Boy looking through a hole

This anxiety is harmful when it is very intense or when the separations do not finish normalizing. In this way, it can become a pathology: separation anxiety disorder. For its diagnosis, the child must manifest at least three of the following symptoms:

  • Excessive and recurrent discomfort when a separation from home or from the most attached figures is anticipated or experienced.
  • Excessive and persistent worry about the possible loss of the most attached figures or that they may suffer possible harm, such as illness, injury, calamities or death.
  • Excessive and persistent worry about the possibility that an adverse event will cause the separation of an attachment figure (such as getting lost, being abducted, having an accident or illness).
  • Persistent resistance or refusal to go out, far from home, to school, to work or elsewhere for fear of separation.
  • Excessive and persistent fear or resistance to being alone or without the most attached figures at home or elsewhere.
  • Persistent resistance or refusal to sleep outside the home or to sleep without being close to a highly attached figure.
  • Repeated nightmares on the subject of separation.
  • Repeated complaints of physical symptoms (such as headache or stomachache, nausea, and vomiting) when separation from higher attachment figures occurs or is anticipated.

In addition to this, that fear and that avoidance is persistent and lasts four or more weeks. In this way, the daily life of our little ones is altered and deteriorated in all the important areas of functioning, producing great discomfort in those who suffer from it. In this sense, not only children suffer, but also adults who have to witness the suffering of the child every time they leave.

Sad girl clinging to her mother

What are the causes of separation anxiety?

The reality is that separation anxiety can cause social isolation, poor school performance, and other psychological and emotional problems. But not only that, it has also been found that it can generate difficulties when it comes to falling asleep, in addition to generating conflicts between different family members. For this reason, it is important to know what factors play a role so that this habituation to separation occurs.

First of all, it is detrimental for children to be constantly with their parents. This does not mean that they do not spend time with the little ones, but rather that periods are introduced in which the child and reference figures are not together.

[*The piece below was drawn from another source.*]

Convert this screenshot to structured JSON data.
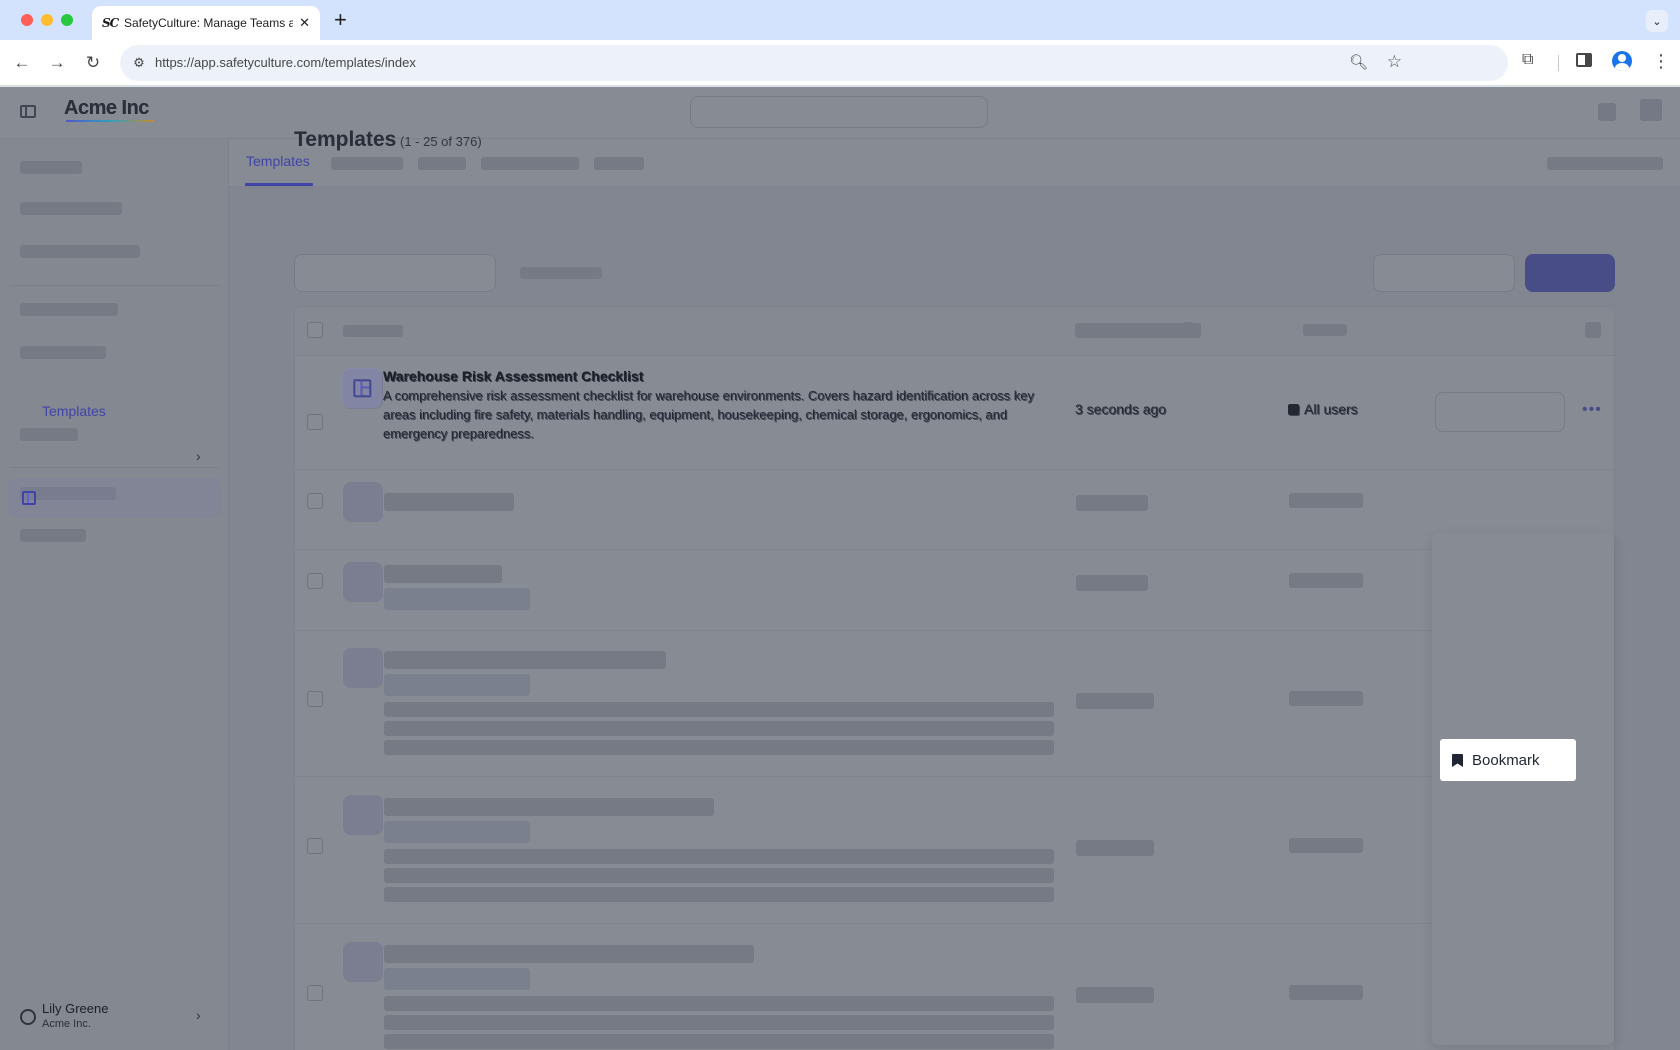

Why?

Because if there have not been moments in which the child has briefly separated from his parents, he will not be used to it and it is likely that he will react disproportionately at times when separation is inevitable. In other words, for the habituation of which we are talking to take place, the little one has to have many and frequent opportunities to get used to it. The normal thing is to start with short absences in time and then lengthen them.

On the other hand, unexpected or traumatic separation situations can condition the child’s anxiety or cause a setback in their emotional development. An example of this type of moment that can have this effect on children is the beginning of schooling, hospitalization or the death of a relative. Finally, there are parents who reinforce the dependency behaviors of their children by incorporating even more anxiety at that moment. We are talking about children, but there are many parents who also suffer from this separation anxiety and pass it on to their children.

Child in the sea

This will make the little ones have little autonomy and seek too much contact and parental protection. For all these reasons, it is important that the attachment figures gradually promote the independence of the little ones, being the first to normalize the separations. In this way, we will be doing everything on our part so that our little ones are not prey to anxiety when we temporarily move away from their side.

Images courtesy of Chinh Le Duc, Dmitry Ratushny, and Viktor Jakovlev.